In “The Cosmic Connection,” Jeff Kanipe tackles the Earth’s place in the universe, and how other denizens and aspects of the cosmos have contributed to the development of life here. Yet, they may also have led to mass extinctions in the past and may yet again in the future. The cosmos giveth and the cosmos taketh away, it seems.
Readers may already be familiar with the fact that our bodies (not to mention our planet) are made of elements forged in the long-ago deaths of stars (an insight described years ago by Carl Sagan in a book that, ironically, has the same title as this one). In fact, this connection has become known well enough that Kanipe, a science writer and author of several astronomy books, merely mentions it in passing on his way to describing other ways that the universe has affected life in the past and will again someday.
When that “someday” will depend, of course, on highly theoretical extrapolations of what has happened, or may have happened, in the past. For instance, Kanipe describes various factors that may have triggered the cyclical ice ages of history. These include changes in Earth’s orbit (it’s not always as close to circular as it is now) and the inclination of its axis (it wobbles). Other contributors to climate change range from the familiar asteroid and comet collisions, to the changes in the sun’s energy output related to sunspot activity, to the nebulous effect of the sun’s pathway in and out of the spiral arms of the Milky Way.
But the only scenario that appears to represent a not-too-distant threat of annihilation is that of a collision. We all know that’s what wiped out the dinosaurs. And the evidence is good that collisions were responsible for other, bigger mass extinctions in the geologic past.
The question is, given the timescales between collisions and what we know and don’t know about the number of potential Earth-intersecting asteroids and comets, do we need to worry about one striking tomorrow? And if we do detect it heading our way, do we have enough time, and ability, to do anything about it?
Kanipe addresses these questions, but he spends a lot more time writing about the subtle effect of the solar system’s position in relation to other stars in the Milky Way, and how that affects the production of cosmic rays. More cosmic rays will, in turn, produce more genetic mutations here on Earth. There’s even a theory as to how more exposure to the interstellar medium could, again, trigger an ice age.

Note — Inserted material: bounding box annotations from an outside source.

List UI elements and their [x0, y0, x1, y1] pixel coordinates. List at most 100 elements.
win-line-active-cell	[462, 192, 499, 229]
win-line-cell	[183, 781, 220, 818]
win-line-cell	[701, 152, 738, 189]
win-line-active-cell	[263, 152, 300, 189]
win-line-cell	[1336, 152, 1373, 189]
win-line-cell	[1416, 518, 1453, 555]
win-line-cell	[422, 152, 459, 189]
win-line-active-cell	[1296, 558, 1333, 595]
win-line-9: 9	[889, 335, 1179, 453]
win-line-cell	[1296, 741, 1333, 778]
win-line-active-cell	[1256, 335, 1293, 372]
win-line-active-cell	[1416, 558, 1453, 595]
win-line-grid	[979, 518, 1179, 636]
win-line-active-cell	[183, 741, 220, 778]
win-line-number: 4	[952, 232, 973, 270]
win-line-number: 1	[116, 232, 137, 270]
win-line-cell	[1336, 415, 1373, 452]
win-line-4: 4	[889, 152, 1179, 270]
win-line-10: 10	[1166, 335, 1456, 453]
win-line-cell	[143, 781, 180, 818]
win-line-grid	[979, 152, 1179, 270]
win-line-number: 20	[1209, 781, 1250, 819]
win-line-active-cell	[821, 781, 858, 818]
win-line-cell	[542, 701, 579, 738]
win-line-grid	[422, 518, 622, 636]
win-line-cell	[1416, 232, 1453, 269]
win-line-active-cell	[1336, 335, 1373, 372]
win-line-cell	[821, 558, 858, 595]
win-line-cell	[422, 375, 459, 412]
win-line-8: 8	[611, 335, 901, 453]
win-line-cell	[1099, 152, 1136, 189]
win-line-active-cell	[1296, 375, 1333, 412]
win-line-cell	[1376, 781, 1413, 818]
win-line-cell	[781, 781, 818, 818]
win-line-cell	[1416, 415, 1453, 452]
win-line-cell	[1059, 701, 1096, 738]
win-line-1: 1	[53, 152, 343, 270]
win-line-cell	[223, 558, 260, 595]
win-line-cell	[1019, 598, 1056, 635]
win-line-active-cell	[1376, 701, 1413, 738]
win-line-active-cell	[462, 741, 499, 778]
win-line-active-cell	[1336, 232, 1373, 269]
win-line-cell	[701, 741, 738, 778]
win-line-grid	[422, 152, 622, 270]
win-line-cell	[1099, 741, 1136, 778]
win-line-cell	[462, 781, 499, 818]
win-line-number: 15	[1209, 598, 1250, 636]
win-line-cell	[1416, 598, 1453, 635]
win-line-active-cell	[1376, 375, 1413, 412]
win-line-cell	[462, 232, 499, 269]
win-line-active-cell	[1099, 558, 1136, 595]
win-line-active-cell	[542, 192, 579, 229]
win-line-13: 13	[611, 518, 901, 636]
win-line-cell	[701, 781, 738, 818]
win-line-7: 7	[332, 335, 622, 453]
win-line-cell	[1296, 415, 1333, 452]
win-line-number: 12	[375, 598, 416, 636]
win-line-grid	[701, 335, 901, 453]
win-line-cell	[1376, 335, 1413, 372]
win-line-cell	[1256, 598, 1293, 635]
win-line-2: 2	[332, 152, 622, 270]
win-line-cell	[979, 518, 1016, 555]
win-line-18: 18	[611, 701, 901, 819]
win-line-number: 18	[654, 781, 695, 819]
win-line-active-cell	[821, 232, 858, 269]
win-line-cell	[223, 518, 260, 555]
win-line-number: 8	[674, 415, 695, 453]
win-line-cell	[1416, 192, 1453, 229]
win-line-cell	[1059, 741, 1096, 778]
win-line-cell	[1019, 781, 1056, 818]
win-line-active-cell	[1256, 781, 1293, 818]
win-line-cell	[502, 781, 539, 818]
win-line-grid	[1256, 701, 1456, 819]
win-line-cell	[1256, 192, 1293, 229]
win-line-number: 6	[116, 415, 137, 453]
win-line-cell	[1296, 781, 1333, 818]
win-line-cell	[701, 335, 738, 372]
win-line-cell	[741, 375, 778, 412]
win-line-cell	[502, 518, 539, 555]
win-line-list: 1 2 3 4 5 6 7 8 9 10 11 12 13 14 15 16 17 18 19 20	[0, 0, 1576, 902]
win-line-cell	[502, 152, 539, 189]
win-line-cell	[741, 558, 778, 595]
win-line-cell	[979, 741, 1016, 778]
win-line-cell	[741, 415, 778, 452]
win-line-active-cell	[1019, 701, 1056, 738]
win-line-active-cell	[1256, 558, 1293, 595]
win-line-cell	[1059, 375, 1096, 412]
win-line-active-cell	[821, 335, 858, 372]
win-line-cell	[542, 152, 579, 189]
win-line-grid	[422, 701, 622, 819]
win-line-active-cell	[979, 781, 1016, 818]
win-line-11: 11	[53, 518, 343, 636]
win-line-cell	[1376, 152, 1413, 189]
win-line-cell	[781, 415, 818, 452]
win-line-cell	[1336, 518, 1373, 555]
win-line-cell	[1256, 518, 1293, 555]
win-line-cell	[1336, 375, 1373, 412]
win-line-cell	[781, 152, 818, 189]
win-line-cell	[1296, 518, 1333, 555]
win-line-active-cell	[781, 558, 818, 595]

But the impact of these galaxy-scale events won’t be felt for eons to come, ranging from hundreds of thousands to hundreds of millions of years from now. So how concerned we should be depends on how much emotional attachment we feel to the generations so far down the road. And that’s if humanity is still around and hasn’t been wiped out by something else by then. In any case, we have a five-billion-year deadline to leave the solar system; that’s when the sun dies and turns our planet into a ball of ash. Uh-oh.
Besides the effect all these cosmological factors have on life on Earth, Kanipe interestingly relates it to the search for extra-terrestrial intelligence. After all, knowing how unlikely it was for our species to have advanced to this stage may give us a clue about how common sentient life is elsewhere. But there’s still a lot we don’t know, and despite advances in technology, we may not know whether we are alone in the universe for decades to come. (In fact, even if we are alone, we may never know that for certain. After all, there will always be more places to look.)
The how-unlikely-life-is discussion also touches on the number of happy coincidences that have allowed for our existence, and how some theologians have commandeered this fact to argue that it was all fine-tuned by an intelligent designer. Kanipe wisely points out that the same universe that gave us these parameters that seem just right for life, also gives us the various hazards discussed above. The point is, it all could have turned out differently, but then we wouldn’t be here to think about it.
While the author is careful with his caveats about what is still unknown about the universe, the reader may be amazed at how much we do know: How, within the relatively short span of our civilization, we’ve figured out the position of the solar system in the Milky Way; its speed within it and the rest of the universe; the existence and even the sizes of extrasolar planets; even the position and nature of wisps of interstellar gas.
Rather than worry about the effect of all these things on our lives, it’s more satisfying to wonder what else we may discover in the time we have left.
Jerry Petersen is a writer and editor living in Springfield, Ohio.